A decisão de paralisar todos os repasses financeiros e contratos em efervescência, associada a uma auditoria interna de 30 dias com o suporte da Controladoria-Geral do Estado (CGE), representa uma tentativa de estancar a sangria de recursos destinados a áreas cruciais, como mobilidade, saneamento básico e habitação popular.
No comando interino da autarquia agora está o secretário de Estado de Governo, Roberto Lisandro Leão, que acumula funções para tentar reestruturar uma máquina administrativa que, segundo o Ministério Público, foi completamente capturada pelo crime organizado de colarinho branco.
O que muda na prática com o congelamento dos contratos
Na prática, o freio de arrumação imposto pelo governo estadual paralisa projetos de infraestrutura que impactam diretamente a vida de milhões de moradores da Região Metropolitana do Rio.

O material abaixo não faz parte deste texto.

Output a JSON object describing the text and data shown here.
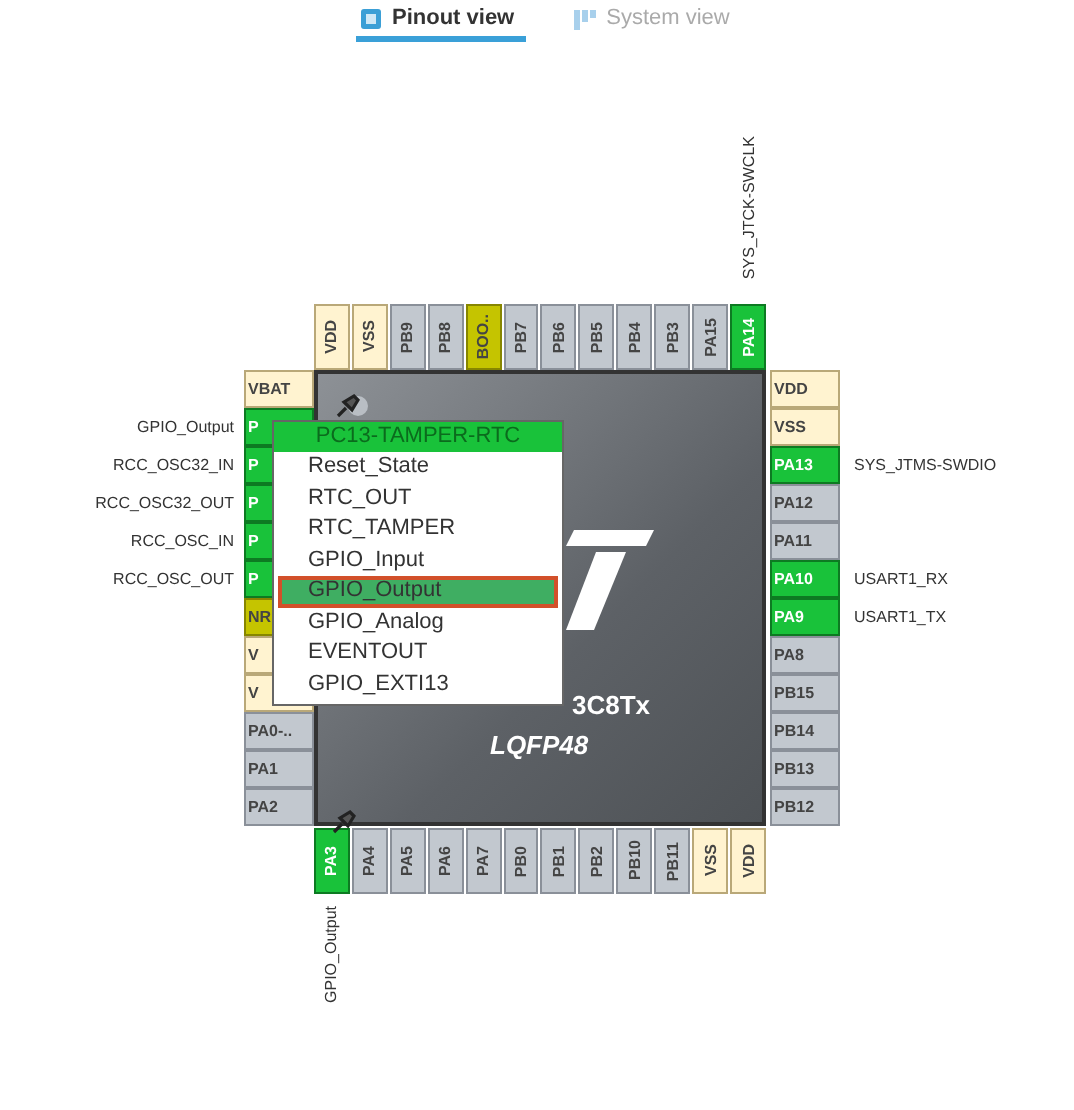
{
  "tabs": [
    {
      "label": "Pinout view",
      "selected": true
    },
    {
      "label": "System view",
      "selected": false
    }
  ],
  "package": {
    "part": "3C8Tx",
    "name": "LQFP48"
  },
  "pins": {
    "top": [
      {
        "label": "VDD",
        "kind": "power"
      },
      {
        "label": "VSS",
        "kind": "power"
      },
      {
        "label": "PB9",
        "kind": "io"
      },
      {
        "label": "PB8",
        "kind": "io"
      },
      {
        "label": "BOO..",
        "kind": "special"
      },
      {
        "label": "PB7",
        "kind": "io"
      },
      {
        "label": "PB6",
        "kind": "io"
      },
      {
        "label": "PB5",
        "kind": "io"
      },
      {
        "label": "PB4",
        "kind": "io"
      },
      {
        "label": "PB3",
        "kind": "io"
      },
      {
        "label": "PA15",
        "kind": "io"
      },
      {
        "label": "PA14",
        "kind": "assigned",
        "signal": "SYS_JTCK-SWCLK"
      }
    ],
    "left": [
      {
        "label": "VBAT",
        "kind": "power"
      },
      {
        "label": "P",
        "kind": "assigned",
        "signal": "GPIO_Output",
        "pinned": true
      },
      {
        "label": "P",
        "kind": "assigned",
        "signal": "RCC_OSC32_IN"
      },
      {
        "label": "P",
        "kind": "assigned",
        "signal": "RCC_OSC32_OUT"
      },
      {
        "label": "P",
        "kind": "assigned",
        "signal": "RCC_OSC_IN"
      },
      {
        "label": "P",
        "kind": "assigned",
        "signal": "RCC_OSC_OUT"
      },
      {
        "label": "NR",
        "kind": "special"
      },
      {
        "label": "V",
        "kind": "power"
      },
      {
        "label": "V",
        "kind": "power"
      },
      {
        "label": "PA0-..",
        "kind": "io"
      },
      {
        "label": "PA1",
        "kind": "io"
      },
      {
        "label": "PA2",
        "kind": "io"
      }
    ],
    "right": [
      {
        "label": "VDD",
        "kind": "power"
      },
      {
        "label": "VSS",
        "kind": "power"
      },
      {
        "label": "PA13",
        "kind": "assigned",
        "signal": "SYS_JTMS-SWDIO"
      },
      {
        "label": "PA12",
        "kind": "io"
      },
      {
        "label": "PA11",
        "kind": "io"
      },
      {
        "label": "PA10",
        "kind": "assigned",
        "signal": "USART1_RX"
      },
      {
        "label": "PA9",
        "kind": "assigned",
        "signal": "USART1_TX"
      },
      {
        "label": "PA8",
        "kind": "io"
      },
      {
        "label": "PB15",
        "kind": "io"
      },
      {
        "label": "PB14",
        "kind": "io"
      },
      {
        "label": "PB13",
        "kind": "io"
      },
      {
        "label": "PB12",
        "kind": "io"
      }
    ],
    "bottom": [
      {
        "label": "PA3",
        "kind": "assigned",
        "signal": "GPIO_Output",
        "pinned": true
      },
      {
        "label": "PA4",
        "kind": "io"
      },
      {
        "label": "PA5",
        "kind": "io"
      },
      {
        "label": "PA6",
        "kind": "io"
      },
      {
        "label": "PA7",
        "kind": "io"
      },
      {
        "label": "PB0",
        "kind": "io"
      },
      {
        "label": "PB1",
        "kind": "io"
      },
      {
        "label": "PB2",
        "kind": "io"
      },
      {
        "label": "PB10",
        "kind": "io"
      },
      {
        "label": "PB11",
        "kind": "io"
      },
      {
        "label": "VSS",
        "kind": "power"
      },
      {
        "label": "VDD",
        "kind": "power"
      }
    ]
  },
  "pin_menu": {
    "title": "PC13-TAMPER-RTC",
    "items": [
      {
        "label": "Reset_State",
        "selected": false
      },
      {
        "label": "RTC_OUT",
        "selected": false
      },
      {
        "label": "RTC_TAMPER",
        "selected": false
      },
      {
        "label": "GPIO_Input",
        "selected": false
      },
      {
        "label": "GPIO_Output",
        "selected": true
      },
      {
        "label": "GPIO_Analog",
        "selected": false
      },
      {
        "label": "EVENTOUT",
        "selected": false
      },
      {
        "label": "GPIO_EXTI13",
        "selected": false
      }
    ]
  }
}
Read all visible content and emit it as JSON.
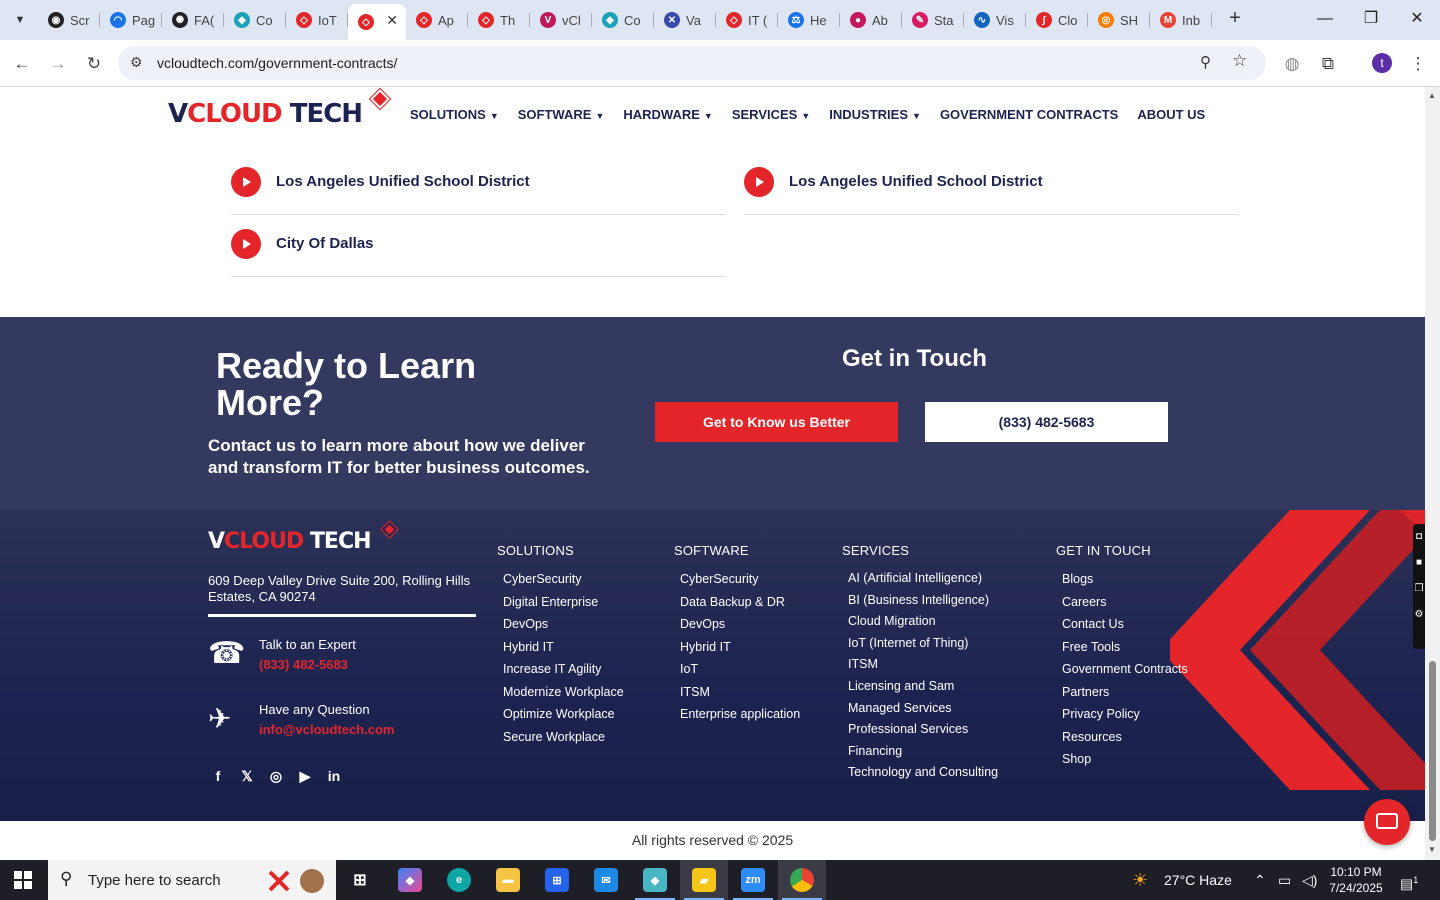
{
  "browser": {
    "tabs": [
      {
        "label": "Scr",
        "color": "#202124",
        "glyph": "◉"
      },
      {
        "label": "Pag",
        "color": "#1a73e8",
        "glyph": "◠"
      },
      {
        "label": "FA(",
        "color": "#202124",
        "glyph": "✺"
      },
      {
        "label": "Co",
        "color": "#1aa3b8",
        "glyph": "◆"
      },
      {
        "label": "IoT",
        "color": "#e4262a",
        "glyph": "◇"
      },
      {
        "label": "",
        "color": "#e4262a",
        "glyph": "◇",
        "active": true
      },
      {
        "label": "Ap",
        "color": "#e4262a",
        "glyph": "◇"
      },
      {
        "label": "Th",
        "color": "#e4262a",
        "glyph": "◇"
      },
      {
        "label": "vCl",
        "color": "#c2185b",
        "glyph": "V"
      },
      {
        "label": "Co",
        "color": "#1aa3b8",
        "glyph": "◆"
      },
      {
        "label": "Va",
        "color": "#3949ab",
        "glyph": "✕"
      },
      {
        "label": "IT (",
        "color": "#e4262a",
        "glyph": "◇"
      },
      {
        "label": "He",
        "color": "#1a73e8",
        "glyph": "⚖"
      },
      {
        "label": "Ab",
        "color": "#c2185b",
        "glyph": "●"
      },
      {
        "label": "Sta",
        "color": "#d81b60",
        "glyph": "✎"
      },
      {
        "label": "Vis",
        "color": "#1565c0",
        "glyph": "∿"
      },
      {
        "label": "Clo",
        "color": "#e4262a",
        "glyph": "∫"
      },
      {
        "label": "SH",
        "color": "#f57c00",
        "glyph": "◎"
      },
      {
        "label": "Inb",
        "color": "#ea4335",
        "glyph": "M"
      }
    ],
    "active_close": "✕",
    "new_tab": "+",
    "url": "vcloudtech.com/government-contracts/",
    "profile_initial": "t"
  },
  "logo": {
    "v": "V",
    "cloud": "CLOUD",
    "tech": " TECH"
  },
  "nav": [
    {
      "label": "SOLUTIONS",
      "caret": true
    },
    {
      "label": "SOFTWARE",
      "caret": true
    },
    {
      "label": "HARDWARE",
      "caret": true
    },
    {
      "label": "SERVICES",
      "caret": true
    },
    {
      "label": "INDUSTRIES",
      "caret": true
    },
    {
      "label": "GOVERNMENT CONTRACTS",
      "caret": false
    },
    {
      "label": "ABOUT US",
      "caret": false
    }
  ],
  "clients": [
    "Los Angeles Unified School District",
    "Los Angeles Unified School District",
    "City Of Dallas"
  ],
  "cta": {
    "heading": "Ready to Learn More?",
    "sub": "Contact us to learn more about how we deliver and transform IT for better business outcomes.",
    "get_in_touch": "Get in Touch",
    "btn_primary": "Get to Know us Better",
    "btn_phone": "(833) 482-5683"
  },
  "footer": {
    "address": "609 Deep Valley Drive Suite 200, Rolling Hills Estates, CA 90274",
    "talk_label": "Talk to an Expert",
    "talk_value": "(833) 482-5683",
    "question_label": "Have any Question",
    "question_value": "info@vcloudtech.com",
    "columns": [
      {
        "title": "SOLUTIONS",
        "items": [
          "CyberSecurity",
          "Digital Enterprise",
          "DevOps",
          "Hybrid IT",
          "Increase IT Agility",
          "Modernize Workplace",
          "Optimize Workplace",
          "Secure Workplace"
        ]
      },
      {
        "title": "SOFTWARE",
        "items": [
          "CyberSecurity",
          "Data Backup & DR",
          "DevOps",
          "Hybrid IT",
          "IoT",
          "ITSM",
          "Enterprise application"
        ]
      },
      {
        "title": "SERVICES",
        "items": [
          "AI (Artificial Intelligence)",
          "BI (Business Intelligence)",
          "Cloud Migration",
          "IoT (Internet of Thing)",
          "ITSM",
          "Licensing and Sam",
          "Managed Services",
          "Professional Services",
          "Financing",
          "Technology and Consulting"
        ]
      },
      {
        "title": "GET IN TOUCH",
        "items": [
          "Blogs",
          "Careers",
          "Contact Us",
          "Free Tools",
          "Government Contracts",
          "Partners",
          "Privacy Policy",
          "Resources",
          "Shop"
        ]
      }
    ],
    "copyright": "All rights reserved © 2025"
  },
  "taskbar": {
    "search_placeholder": "Type here to search",
    "weather": "27°C  Haze",
    "time": "10:10 PM",
    "date": "7/24/2025",
    "notif_count": "1"
  },
  "colors": {
    "brand_red": "#e4262a",
    "brand_navy": "#1c2350",
    "cta_bg": "#343a5f"
  }
}
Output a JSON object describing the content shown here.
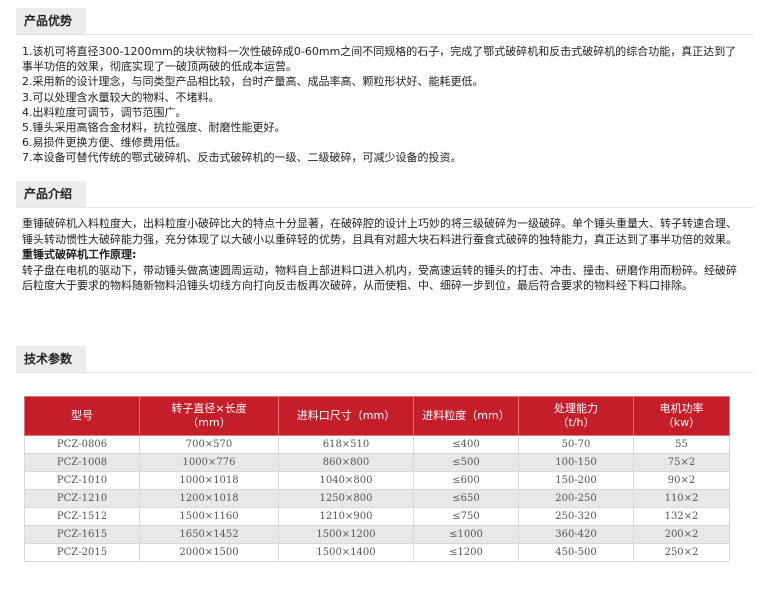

O IRM, responsável por planejar e integrar políticas urbanas, agora passa por um pente-fino que promete expor a extensão real das fraudes licitatórias.
O comitê formado por técnicos do próprio instituto e auditores da CGE tem uma missão espinhosa: identificar quais serviços contratados de fato existem e quais serviam apenas como fachada para desvios de recursos entre julho de 2022 e maio de 2026. E é aqui que está o ponto central: a população acaba sendo a principal penalizada pela paralisação de projetos essenciais de infraestrutura urbana.
Como funcionava o esquema que minou a autarquia
As investigações do Ministério Público do Rio de Janeiro detalham uma estrutura criminosa profissional instalada no coração do IRM. Ao todo, 11 pessoas foram denunciadas por organização criminosa, corrupção passiva, fraude em licitações e lavagem de dinheiro.
No topo da pirâmide do esquema estava Davi Perini Vermelho, o "Didê", ex-presidente do órgão e figura de forte trânsito político, além de Maurício Silva Knoploch dos Santos, então diretor de Planejamento e integrante da comissão de licitação. A rede de influência contava ainda com a participação de Franquis Dias Nepomuceno, diretor de Desenvolvimento Metropolitano e delegado da Polícia Civil, demonstrando a infiltração de agentes do Estado no esquema.
A radiografia de um estado refém da corrupção
A gravidade do caso levou o procurador-geral de Justiça do Rio, Antonio José Campos Moreira, a fazer um diagnóstico amargo, porém realista: o estado enfrenta um ambiente institucional estruturalmente voltado à corrupção. Esse cenário de desvios crônicos ajuda a explicar por que o Rio de Janeiro patina em crises fiscais sucessivas há décadas, enquanto serviços públicos básicos continuam precários.
Mas o impacto vai além deste caso específico. O Ministério Público já sinalizou que o escândalo do Rio Metrópole é apenas a ponta de um iceberg, e outros contratos de alta relevância financeira estão na mira das autoridades de controle.
O desfecho desta crise desenhará o futuro da governança no estado. Se por um lado a atuação integrada das instituições sob a gestão transitória do Judiciário abre uma janela de oportunidade para punir os culpados, por outro, a paralisia dos projetos de saneamento e habitação pune temporariamente a população mais vulnerável. O grande desafio do Rio de Janeiro agora é provar que consegue se depurar sem interromper as entregas que o cidadão tanto necessita nas ruas.